…Бои перекатились за первые приграничные населенные пункты. Я выехал в передовые части 1-го механизированного корпуса. Меня интересовало, как ведут себя воины на вражеской территории, как относятся к населению (если оно осталось на месте), какие у них возникают вопросы, предложения, какие проблемы рождает новая обстановка и что необходимо учесть при проведении партийно-политической работы.

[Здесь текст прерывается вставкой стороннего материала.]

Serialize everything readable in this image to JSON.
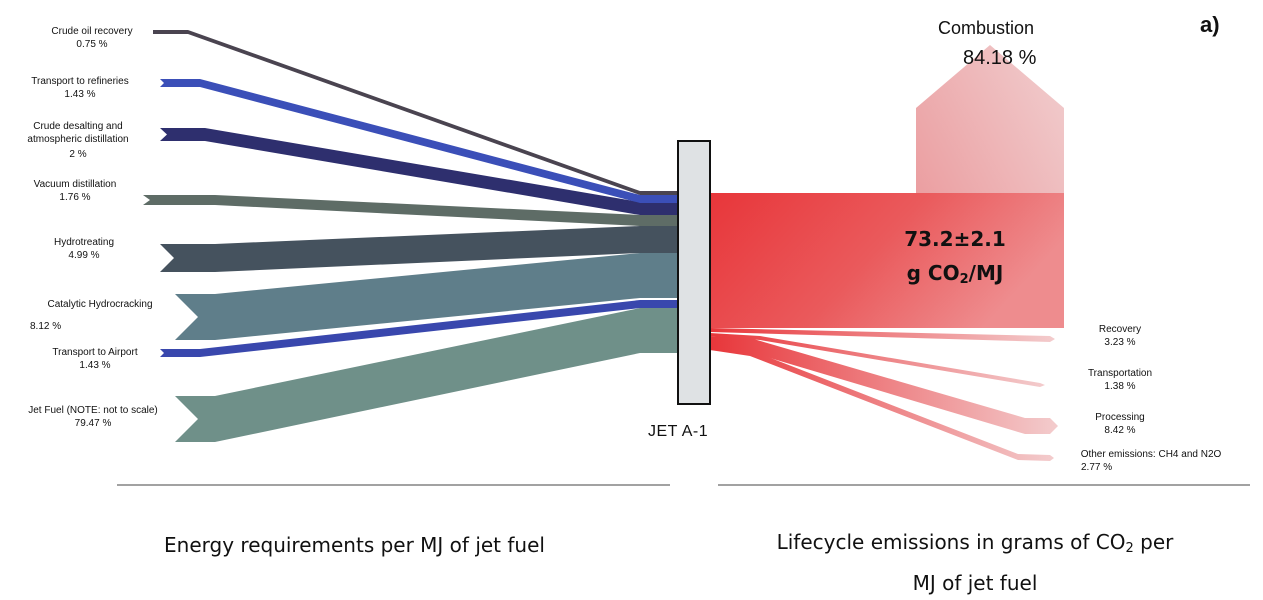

Не скрою: было и некоторое беспокойство — не сорвется ли кто-либо из тех, кто видел Бабий Яр и Майданек, кто хлебнул немало горя, испытал зверства, страшный гнет «нового порядка» на временно оккупированной нашей территории, кто потерял родных и близких. А таких людей в армии насчитывались тысячи. Не терпелось своими глазами увидеть землю, откуда расползлись по всей Европе паучьи щупальца фашистской свастики…
Машина переправляется на противоположный берег реки. Справа видны искореженные фермы взорванного гитлеровцами железнодорожного моста. Слева у пристани — скопление барж, загруженных мешками с цементом. На взгорке у дороги — новые щиты-плакаты: «Бойцы и командиры! Мы вступили на территорию Германии. Вперед на Берлин!», «Добьем фашистского зверя в его берлоге!». Агитаторы наши работают…
Через три-четыре километра первый немецкий населенный пункт. Дорожный указатель: «Химмельсдорф».
Острокрышие дома под красной черепицей вытянулись вдоль широкого шоссе, идущего с востока на запад к линии мощных пограничных укреплений. В селе нет больших разрушений и пожаров. Обошла стороной его война. Только при въезде на пригорке и видели мы догоравший небольшой сарай.
Свернув с дороги, подъезжаем к сараю. Издалека он выглядит как мирное хозяйственное строение. Только в фундаменте из прочного камня глазищи амбразур для ведения фронтального и флангового огня. В стене пролом от нашего снаряда.
Заглянули в сарай. Под бронеколпаком валялись трупы гитлеровцев и разбитый пулемет.
— Этим и свои стены не помогли, — покачал головой мой адъютант Винокуров.
Медленно едем дальше. Справа в палисаднике, у крайнего дома с поврежденным углом, умело замаскированный от наземного наблюдения двухамбразурный дзот. За другим зданием — сгоревший вражеский танк. На некоторых домах остались следы пуль и снарядов.
Под деревьями у дороги стояли две наши автомашины, одна с радиостанцией. Около машин — группа радистов, среди которых находилась женщина. Многие притоптывают ногами: сказывается холодный пронизывающий ветер.
— Из какой части, какую задачу выполняете? — спрашиваю их.
— Штабная рация 35-й механизированной бригады, поставлена здесь как промежуточная для поддержания устойчивой связи передовых частей со штабом корпуса, — доложил старшина Бурков, начальник радиостанции.
— Как вас встретило местное население? Немцы-то хоть в селе есть? Наверное, чертом смотрят и носа не высовывают на улицу?
— А их никого здесь нет. Все убежали, остались только коровы. Слышите, мычат с голодухи, к тому же не доены, — отвечал Бурков.
А зря они нас так боятся. Видно, судят по своим бандитам, — вступил в разговор, один из радистов. — А мне вон скотину и то жалко. Пойду в сарай, отвяжу коров и выпущу во двор к стогу сена, пусть сами кормятся.
Я одобрил хозяйское намерение бойца.
Зашли и мы во двор. Ни лошадей, ни повозок в сарае не оказалось. Стоявшие в стойлах черно-белые коровы, увидев людей, подняли тоскливый рев. Наши бойцы принесли им сено.
…В следующем селе развернули свою работу бригадные медики. Село тоже оказалось пустым. Или немцы поверили Геббельсу, или их насильно заставили эвакуироваться. И все-таки правда о человечности, гуманности советского воина взяла свое, победила. Через два-три дня мы уже видели в немецких городах и селах местных жителей.
Все чаще стали попадаться населенные пункты, дома которых сплошь и рядом были увешаны белыми полотнищами, обозначавшими капитуляцию. Правда, иногда из-под этих простыней, скатертей внезапно открывался по нашим войскам автоматный и пулеметный огонь. Тогда вступали в силу законы боя. Коварство и вероломство не оставались для гитлеровцев безнаказанными.
Поведение наших бойцов было безупречным. Воспитанные Коммунистической партией в духе советского патриотизма и пролетарского интернационализма, они не поддались чувству слепой мести. Великодушием, благородством, гуманизмом советского солдата и офицера можно было только гордиться и восхищаться.